Abstract
In the last few years the development and diffusion of technologies have radically changed the structure of the market, the production organization and the ways in which goods and services are produced, initiating a profound transformation of the economic system and society in general. This change can be considered a real metamorphosis of the current model of capitalism.
To change are not only the rules of the market, which in its digital version requires the application of new rules and new principles capable of grasping their innovative character, but also the structures, the balances, the transactions that are carried out on the market and the instruments put in place to protect savers.
In this context the phenomenon of “smart contracts” takes on particular importance. This expression refers to agreements translated into computer code and registered by the network, which are executed automatically when the conditions established by the parties and reproduced in the code occur, without human intervention. Smart contracts are written in a programming language and, therefore, can be read by a computer and executed in the absence of a human input.
The diffusion of smart contracts is connected to the development of the blockchain which, as will be seen in this essay, is a technology based on a sophisticated public and private key cryptography system, which allows the creation of a shared database through a filing system secure, verifiable and permanent of all transactions between network users.

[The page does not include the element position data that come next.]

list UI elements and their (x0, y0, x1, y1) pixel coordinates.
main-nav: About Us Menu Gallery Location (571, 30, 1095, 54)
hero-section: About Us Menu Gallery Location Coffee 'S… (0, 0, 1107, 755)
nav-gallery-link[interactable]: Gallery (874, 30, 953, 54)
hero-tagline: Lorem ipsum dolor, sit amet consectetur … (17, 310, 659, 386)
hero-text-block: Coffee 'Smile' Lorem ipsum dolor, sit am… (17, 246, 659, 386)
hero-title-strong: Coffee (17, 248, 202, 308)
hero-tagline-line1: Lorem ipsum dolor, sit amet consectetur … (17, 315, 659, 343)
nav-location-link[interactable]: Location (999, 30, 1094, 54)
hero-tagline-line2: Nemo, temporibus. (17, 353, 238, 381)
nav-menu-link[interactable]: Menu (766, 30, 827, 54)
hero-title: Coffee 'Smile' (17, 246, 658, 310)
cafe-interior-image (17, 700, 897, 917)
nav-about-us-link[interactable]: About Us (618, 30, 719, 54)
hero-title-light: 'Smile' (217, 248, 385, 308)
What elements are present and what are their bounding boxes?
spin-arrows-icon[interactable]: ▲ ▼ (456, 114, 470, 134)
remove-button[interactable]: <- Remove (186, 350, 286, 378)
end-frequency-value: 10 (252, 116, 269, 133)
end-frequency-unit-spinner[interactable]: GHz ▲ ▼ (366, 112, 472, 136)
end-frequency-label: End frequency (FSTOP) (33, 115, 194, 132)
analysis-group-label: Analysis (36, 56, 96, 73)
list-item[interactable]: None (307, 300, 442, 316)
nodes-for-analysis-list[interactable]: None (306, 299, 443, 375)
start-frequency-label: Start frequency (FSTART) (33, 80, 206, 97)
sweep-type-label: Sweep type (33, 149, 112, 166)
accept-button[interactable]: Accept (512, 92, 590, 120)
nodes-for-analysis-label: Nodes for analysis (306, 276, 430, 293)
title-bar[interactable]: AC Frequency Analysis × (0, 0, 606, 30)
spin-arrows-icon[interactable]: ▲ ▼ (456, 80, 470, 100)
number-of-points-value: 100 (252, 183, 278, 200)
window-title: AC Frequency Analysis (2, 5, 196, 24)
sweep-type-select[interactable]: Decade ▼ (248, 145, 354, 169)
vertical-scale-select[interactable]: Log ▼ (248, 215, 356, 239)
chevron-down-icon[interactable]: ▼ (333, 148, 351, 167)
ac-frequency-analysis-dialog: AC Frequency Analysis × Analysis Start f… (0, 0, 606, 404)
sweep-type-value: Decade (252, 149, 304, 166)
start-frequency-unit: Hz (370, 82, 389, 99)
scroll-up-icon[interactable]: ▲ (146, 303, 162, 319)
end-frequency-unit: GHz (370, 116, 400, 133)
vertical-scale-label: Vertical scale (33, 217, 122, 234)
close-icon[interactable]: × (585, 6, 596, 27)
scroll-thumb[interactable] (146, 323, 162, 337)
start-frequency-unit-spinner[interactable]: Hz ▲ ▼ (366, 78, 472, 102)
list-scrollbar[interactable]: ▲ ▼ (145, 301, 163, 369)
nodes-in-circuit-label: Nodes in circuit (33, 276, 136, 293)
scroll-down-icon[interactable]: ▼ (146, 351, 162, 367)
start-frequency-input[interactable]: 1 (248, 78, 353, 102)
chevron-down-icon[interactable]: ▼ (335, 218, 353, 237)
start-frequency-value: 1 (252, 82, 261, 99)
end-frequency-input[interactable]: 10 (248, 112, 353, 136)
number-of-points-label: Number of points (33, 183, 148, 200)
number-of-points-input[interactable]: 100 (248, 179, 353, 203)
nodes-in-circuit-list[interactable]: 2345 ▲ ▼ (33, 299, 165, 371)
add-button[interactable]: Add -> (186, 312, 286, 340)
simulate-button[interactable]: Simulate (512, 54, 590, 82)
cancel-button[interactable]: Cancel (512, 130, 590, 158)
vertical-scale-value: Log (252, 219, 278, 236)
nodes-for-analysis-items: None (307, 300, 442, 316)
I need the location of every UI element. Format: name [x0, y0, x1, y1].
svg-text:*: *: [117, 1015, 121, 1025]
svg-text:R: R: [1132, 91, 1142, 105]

With this essay we intend to analyze the legal effects that smart contracts are producing within our legal system.
In fact, after examining the evolution of these contracts, we will try to highlight the new perspectives of digital bargaining, focusing above all on the unpublished scenarios that are proposed by the binomial smart contracts – blockchain.
Subsequently, we will try to highlight the relationship between this phenomenon and positive law, attempting to bring it closer to the civil categories of our legal system. A space will then be dedicated in particular to the concrete applications of such smart contracts in the banking and insurance system, underlining all the potential they have, but also their limits.
Finally, for greater completeness of the exposition, we will deal with some particular methods of committing crimes through the use of the network and the resolution of disputes related to smart contracts.